Enron has transferred to the Noel Coward Theatre after its beginnings at
the Chichester Festival (where I saw it early last year) and then its run at
the Royal Court. At the time I thought it was the best new play I’d seen that
year and, indeed, yesterday its director, Rupert Goold, won the Critic’s Circle
award for best director for it. This was one of the few winners I managed to
vote for in this year’s awards, the others being the best musical, Spring Awakening and best designer,
Christopher Oram, who won it for Red
(though I’m not altogether sure I didn’t vote for him, but as designer of a
different production).
n: markets and multi-million dollar debt are surprisingly entertaining. Photo by Helen Maybanks
Lucy Prebble, its playwright, said in an interview that she’d done a good deal of rewriting of Enron, which was my excuse for going a second time. Last night was a glittering social occasion: the theatre was packed, not just with the usual luvvy suspects, but with political comment heavies, such as Andrew Marr and David Dimbleby – and the Marquis of Salisbury, who’d himself been part of the Northern Ireland talks reports on the mid-day news. Was the play altered?
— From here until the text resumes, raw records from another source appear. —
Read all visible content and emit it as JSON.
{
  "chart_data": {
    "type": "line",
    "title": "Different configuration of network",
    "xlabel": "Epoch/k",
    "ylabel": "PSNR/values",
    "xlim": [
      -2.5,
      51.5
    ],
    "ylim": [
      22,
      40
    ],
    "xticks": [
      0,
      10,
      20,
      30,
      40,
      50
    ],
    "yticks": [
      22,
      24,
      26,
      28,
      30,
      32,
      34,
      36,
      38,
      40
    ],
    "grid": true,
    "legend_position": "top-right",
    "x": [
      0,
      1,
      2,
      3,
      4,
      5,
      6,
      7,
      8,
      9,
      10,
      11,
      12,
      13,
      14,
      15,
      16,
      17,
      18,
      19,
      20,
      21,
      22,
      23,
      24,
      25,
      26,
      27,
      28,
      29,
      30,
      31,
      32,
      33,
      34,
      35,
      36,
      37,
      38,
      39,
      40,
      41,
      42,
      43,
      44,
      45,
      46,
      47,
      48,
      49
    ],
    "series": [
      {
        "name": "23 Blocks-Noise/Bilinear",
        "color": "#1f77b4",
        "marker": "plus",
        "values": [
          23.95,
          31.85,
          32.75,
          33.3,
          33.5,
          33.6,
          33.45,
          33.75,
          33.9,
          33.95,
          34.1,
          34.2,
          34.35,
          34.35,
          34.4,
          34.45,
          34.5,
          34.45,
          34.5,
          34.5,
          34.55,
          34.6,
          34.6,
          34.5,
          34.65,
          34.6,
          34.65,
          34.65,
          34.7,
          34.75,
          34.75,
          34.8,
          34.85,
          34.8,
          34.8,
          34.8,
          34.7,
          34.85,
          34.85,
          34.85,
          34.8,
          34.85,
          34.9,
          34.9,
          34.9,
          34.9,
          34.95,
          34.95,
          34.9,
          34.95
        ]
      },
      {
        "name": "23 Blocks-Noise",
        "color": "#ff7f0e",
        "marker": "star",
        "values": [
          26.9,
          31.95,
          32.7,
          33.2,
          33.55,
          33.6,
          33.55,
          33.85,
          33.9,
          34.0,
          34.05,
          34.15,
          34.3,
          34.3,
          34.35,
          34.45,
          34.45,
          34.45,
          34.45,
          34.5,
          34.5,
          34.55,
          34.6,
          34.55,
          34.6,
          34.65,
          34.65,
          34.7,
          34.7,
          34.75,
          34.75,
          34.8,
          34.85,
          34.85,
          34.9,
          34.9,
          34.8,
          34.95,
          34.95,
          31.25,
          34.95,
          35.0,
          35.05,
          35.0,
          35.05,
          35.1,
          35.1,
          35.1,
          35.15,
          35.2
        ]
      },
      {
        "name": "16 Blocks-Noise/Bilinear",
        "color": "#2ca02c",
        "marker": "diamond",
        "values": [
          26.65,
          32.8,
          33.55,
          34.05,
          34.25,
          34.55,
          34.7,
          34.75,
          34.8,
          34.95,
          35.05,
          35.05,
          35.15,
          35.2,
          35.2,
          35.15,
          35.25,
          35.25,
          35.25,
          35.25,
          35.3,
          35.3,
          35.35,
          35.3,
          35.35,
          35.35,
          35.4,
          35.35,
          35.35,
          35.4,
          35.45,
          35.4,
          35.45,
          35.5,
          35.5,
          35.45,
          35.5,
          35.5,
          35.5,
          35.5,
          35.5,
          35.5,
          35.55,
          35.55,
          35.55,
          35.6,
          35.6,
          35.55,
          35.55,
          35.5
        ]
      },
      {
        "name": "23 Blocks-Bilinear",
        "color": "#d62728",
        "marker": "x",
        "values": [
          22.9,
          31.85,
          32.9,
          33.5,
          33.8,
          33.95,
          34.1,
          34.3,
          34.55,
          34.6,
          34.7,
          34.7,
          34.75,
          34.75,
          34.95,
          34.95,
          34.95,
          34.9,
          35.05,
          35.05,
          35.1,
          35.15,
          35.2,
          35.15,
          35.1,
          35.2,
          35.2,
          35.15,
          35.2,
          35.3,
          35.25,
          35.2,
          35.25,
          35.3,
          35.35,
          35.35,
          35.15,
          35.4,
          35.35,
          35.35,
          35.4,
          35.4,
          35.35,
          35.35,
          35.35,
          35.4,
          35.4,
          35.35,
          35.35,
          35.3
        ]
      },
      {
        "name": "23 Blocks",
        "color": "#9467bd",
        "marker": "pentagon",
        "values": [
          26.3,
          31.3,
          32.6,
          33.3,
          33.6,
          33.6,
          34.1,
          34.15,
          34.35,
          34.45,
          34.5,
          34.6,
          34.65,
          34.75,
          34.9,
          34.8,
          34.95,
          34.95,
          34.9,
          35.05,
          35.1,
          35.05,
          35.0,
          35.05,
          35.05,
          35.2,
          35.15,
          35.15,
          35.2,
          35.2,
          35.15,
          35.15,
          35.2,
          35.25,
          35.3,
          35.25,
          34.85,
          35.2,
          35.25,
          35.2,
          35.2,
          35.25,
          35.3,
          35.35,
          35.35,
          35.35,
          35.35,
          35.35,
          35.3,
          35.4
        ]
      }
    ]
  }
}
Not having a script, I can’t say definitively. But it was my impression that the first half had become more a director’s play than the author’s, in that dialogue was at a minimum; and the song and dance business that made the telling of the great business scandal so wacky and enjoyable at Chichester had taken over the stage almost entirely.
The second half had dialogue, plenty of it. Jeffrey Skilling (Samuel West) now dominates it completely, and it ends with a soliloquy I can’t swear I remember, expressing the character’s dedication to MONEY. Indeed, I was more impressed with the development of Mr West’s character first time around, as he went from apparent nebbish to sympathetic divorced father, only gradually becoming a selfish monster. I remember him at Chichester being at first shocked by the apparent amorality of his associate, Andy Fastow’s creation of lizard-headed “raptors” (who “eat” Enron’s bad debts).
Last night Tom Goodman-Hill’s Andy came close to stealing the show – he was totally credible, his mid-Western, nasal accent perfect, his physical movement in the treadmill scene glorious. Tim Pigott-Smith hasn’t been as good as this since he was the really scary villain of The Jewel in the Crown. The company was beautifully drilled by Rupert Goold and choreographer, Scott Ambler, and the play remains superb. However, last night it seemed (as it did not at Chichester) a touch too long. At least 15 minutes too long. If Mr West’s final monologue were to go, it wouldn’t be missed at all. Still how can you complain about a show that gives you so painlessly a Harvard Business School-type introduction to the basic financial issues of one of the greatest scandals of our time?